Though their relationship has been chaste, Smythe said in the article — which will appear in the March print edition of Elle — it moved forward through visits, emails and phone calls.
“At first he’s like, ‘Can I call you my girlfriend?’” she told Clifford in November, adding that “this led very naturally into thinking about a future together.” They discussed kids’ names, talked about prenups, and Smythe froze her eggs.
Things are harder now. She hasn’t seen Shkreli in a year, due in large part to the COVID-19 pandemic. And when he found out that her story would be published by Elle, he cut off all communication.
His lawyers referred to her as his fiancée in April when they requested he be allowed early release due to the virus — he didn’t get it — but when Clifford reached out to Shkreli for comment on the Elle piece, his people sent a message that she passed along to Smythe: “Mr. Shkreli wishes Ms. Smythe the best of luck in her future endeavors”
Smythe, however, seems to believe everything is still on track. In the article, she says she will wait for him until his release from prison.
“That’s him saying, You’re going to live your life and we’re just gonna not be together.

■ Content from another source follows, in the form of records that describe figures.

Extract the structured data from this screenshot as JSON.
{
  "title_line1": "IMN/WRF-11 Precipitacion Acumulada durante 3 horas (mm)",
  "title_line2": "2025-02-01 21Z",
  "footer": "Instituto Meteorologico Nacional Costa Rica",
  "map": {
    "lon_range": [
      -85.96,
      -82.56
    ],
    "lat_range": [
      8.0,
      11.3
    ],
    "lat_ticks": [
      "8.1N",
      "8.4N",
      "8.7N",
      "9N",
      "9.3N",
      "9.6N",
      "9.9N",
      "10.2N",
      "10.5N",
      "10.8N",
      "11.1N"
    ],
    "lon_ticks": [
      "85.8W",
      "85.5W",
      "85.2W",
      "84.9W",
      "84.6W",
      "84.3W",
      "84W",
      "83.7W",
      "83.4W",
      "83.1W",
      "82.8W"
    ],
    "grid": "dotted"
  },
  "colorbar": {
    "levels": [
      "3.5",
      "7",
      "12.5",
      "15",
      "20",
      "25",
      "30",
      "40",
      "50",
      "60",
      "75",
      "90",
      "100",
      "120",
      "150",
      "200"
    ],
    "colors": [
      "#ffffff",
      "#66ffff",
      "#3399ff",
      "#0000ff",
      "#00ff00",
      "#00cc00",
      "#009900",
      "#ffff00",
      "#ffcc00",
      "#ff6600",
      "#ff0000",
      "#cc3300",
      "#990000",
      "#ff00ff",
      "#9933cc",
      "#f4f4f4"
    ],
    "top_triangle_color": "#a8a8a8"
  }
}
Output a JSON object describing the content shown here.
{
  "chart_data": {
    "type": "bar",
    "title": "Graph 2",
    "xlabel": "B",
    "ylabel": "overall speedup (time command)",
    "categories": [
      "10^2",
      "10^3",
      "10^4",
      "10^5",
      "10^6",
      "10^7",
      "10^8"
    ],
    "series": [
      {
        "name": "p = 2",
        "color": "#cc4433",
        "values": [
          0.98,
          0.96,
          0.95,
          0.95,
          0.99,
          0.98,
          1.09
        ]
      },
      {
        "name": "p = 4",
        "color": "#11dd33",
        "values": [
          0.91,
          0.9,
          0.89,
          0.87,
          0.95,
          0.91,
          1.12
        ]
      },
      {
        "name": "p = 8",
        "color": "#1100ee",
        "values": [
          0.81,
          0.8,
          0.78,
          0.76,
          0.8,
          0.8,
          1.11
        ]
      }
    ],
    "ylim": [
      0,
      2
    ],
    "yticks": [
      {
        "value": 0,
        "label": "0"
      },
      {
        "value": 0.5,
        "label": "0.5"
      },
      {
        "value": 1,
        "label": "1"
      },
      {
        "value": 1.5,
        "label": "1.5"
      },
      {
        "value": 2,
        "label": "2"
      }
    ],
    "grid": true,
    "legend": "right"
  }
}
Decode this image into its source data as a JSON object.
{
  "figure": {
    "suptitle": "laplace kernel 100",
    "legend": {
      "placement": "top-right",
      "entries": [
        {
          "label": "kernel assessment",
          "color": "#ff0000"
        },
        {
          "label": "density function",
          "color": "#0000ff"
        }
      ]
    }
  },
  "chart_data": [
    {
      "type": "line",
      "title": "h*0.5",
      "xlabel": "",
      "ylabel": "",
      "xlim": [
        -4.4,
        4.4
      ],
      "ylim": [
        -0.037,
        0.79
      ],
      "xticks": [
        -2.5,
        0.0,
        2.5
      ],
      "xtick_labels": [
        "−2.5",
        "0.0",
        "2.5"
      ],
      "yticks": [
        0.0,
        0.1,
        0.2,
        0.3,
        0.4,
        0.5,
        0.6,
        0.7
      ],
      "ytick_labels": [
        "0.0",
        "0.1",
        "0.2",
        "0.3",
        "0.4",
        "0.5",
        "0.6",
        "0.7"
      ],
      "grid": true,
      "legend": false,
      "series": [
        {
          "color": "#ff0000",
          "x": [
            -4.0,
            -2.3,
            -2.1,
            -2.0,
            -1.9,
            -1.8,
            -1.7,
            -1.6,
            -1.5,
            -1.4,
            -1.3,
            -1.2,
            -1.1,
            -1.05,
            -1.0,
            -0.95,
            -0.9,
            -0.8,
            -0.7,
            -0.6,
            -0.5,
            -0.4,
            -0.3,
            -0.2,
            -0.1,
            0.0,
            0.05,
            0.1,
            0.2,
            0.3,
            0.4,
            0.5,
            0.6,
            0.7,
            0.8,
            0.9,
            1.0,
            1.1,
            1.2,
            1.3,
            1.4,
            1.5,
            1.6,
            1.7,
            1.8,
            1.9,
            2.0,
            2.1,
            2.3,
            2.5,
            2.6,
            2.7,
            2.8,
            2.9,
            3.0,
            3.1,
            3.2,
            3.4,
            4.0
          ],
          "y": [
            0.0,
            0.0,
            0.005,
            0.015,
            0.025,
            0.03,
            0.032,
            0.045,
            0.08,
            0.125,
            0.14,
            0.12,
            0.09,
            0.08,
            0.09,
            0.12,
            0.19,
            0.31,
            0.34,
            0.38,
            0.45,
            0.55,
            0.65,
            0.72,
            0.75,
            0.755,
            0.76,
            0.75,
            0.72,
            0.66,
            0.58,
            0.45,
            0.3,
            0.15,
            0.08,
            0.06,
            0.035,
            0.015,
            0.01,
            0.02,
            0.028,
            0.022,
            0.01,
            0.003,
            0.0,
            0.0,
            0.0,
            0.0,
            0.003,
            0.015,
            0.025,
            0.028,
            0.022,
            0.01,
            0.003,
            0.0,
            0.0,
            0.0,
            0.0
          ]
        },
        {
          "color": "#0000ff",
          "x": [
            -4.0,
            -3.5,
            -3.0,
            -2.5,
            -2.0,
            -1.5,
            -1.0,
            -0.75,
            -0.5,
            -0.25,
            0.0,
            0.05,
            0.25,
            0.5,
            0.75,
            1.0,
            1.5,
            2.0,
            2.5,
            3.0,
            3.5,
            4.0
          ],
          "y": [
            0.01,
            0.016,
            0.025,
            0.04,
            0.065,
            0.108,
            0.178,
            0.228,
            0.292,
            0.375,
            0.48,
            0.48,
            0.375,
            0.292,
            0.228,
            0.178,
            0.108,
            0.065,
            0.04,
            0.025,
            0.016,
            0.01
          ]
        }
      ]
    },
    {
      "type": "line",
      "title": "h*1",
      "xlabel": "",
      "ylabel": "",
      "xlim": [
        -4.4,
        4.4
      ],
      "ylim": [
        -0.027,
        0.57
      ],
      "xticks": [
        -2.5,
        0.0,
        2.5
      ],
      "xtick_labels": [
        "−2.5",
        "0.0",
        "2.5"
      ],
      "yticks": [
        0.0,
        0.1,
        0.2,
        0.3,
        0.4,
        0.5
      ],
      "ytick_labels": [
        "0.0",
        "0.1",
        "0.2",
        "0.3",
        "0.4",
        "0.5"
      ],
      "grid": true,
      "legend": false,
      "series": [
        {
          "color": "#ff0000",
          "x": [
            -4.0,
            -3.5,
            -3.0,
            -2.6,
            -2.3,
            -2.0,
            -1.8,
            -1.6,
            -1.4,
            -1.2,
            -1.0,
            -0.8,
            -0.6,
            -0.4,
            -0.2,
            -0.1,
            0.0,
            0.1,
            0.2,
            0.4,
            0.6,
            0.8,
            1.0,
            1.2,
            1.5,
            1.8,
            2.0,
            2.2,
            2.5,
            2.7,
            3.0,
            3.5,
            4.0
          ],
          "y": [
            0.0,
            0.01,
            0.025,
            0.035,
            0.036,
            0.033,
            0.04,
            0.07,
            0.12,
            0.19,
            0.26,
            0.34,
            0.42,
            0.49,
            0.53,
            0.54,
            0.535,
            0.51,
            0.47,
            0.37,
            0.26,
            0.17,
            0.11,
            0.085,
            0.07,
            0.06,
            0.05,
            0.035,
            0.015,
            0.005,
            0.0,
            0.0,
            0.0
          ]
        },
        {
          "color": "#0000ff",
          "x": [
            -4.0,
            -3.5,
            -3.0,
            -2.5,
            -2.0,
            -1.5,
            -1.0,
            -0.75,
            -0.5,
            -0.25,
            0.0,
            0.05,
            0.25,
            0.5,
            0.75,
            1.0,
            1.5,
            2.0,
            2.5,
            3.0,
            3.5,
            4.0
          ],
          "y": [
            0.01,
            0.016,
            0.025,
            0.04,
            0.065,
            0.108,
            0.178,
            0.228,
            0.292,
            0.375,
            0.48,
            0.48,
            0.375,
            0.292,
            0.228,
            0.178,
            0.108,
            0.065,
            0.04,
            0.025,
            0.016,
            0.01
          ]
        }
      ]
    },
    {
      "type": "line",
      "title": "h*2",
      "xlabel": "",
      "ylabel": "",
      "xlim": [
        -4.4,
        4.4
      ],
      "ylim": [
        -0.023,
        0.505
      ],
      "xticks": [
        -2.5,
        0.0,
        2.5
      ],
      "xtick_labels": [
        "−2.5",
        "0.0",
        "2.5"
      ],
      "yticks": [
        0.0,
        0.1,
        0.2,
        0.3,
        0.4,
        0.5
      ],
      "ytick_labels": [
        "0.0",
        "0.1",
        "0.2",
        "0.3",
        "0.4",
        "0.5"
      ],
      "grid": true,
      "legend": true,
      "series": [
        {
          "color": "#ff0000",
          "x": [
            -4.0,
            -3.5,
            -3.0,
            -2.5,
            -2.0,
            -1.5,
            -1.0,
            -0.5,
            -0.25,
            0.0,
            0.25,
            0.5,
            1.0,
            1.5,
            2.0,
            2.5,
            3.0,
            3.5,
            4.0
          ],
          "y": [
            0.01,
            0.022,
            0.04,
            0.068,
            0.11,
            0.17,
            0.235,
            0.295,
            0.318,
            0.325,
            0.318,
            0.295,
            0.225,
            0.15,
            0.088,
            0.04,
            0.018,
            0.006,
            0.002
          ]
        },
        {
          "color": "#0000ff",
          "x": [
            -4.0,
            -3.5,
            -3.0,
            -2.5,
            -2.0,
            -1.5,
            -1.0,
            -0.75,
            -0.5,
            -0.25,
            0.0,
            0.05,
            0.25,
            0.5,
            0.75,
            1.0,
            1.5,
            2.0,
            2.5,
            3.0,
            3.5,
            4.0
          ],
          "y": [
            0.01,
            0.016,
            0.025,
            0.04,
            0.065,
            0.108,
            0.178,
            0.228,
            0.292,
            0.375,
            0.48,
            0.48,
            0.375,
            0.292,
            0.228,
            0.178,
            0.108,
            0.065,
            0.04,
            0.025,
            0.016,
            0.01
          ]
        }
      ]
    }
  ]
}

That I’m going to maybe get my book and that our paths will — will fork,” she said in the article.
Clifford, who is working on her second novel and writes about criminal justice and business for magazines including the Atlantic and the New Yorker, said she believes the relationship is sincere, from Smythe’s point of view: “She’s a smart, sensible woman — clearly there’s something there that’s pulling her along.”
But Clifford said she doesn’t know what to make of Shkreli’s response to Smythe.
“I listened to so much testimony about him — but I don’t know his motives,” she said.
Meanwhile on Sunday and Monday, Smythe was on Twitter interacting with people who were commenting on Clifford’s article.
“Thank you again to @ELLEmagazine for letting me tell my crazy tale. It takes bravery, too, to publish it. It still amazes me HOW HARD it is to get a story as messy and complicated as this to see the light of day. But it’s out now. At least that’s done,” tweeted Smythe, who now works at a journalism start-up.
“I didn’t do it to ‘look good,’” she added in a reply. “I did it because I couldn’t keep it hidden forever. I’m compelled to tell painful and awkward truths.”
In a follow-up Q&A with Clifford that posted Monday afternoon, Smythe spoke about why she’d chosen to engage with people online.
“I’m so insulted by the fact that people would think I’d be afraid to stand up for what I said,” Smythe said. “Why would I do that? Why would I slink off? That does not sound like me.”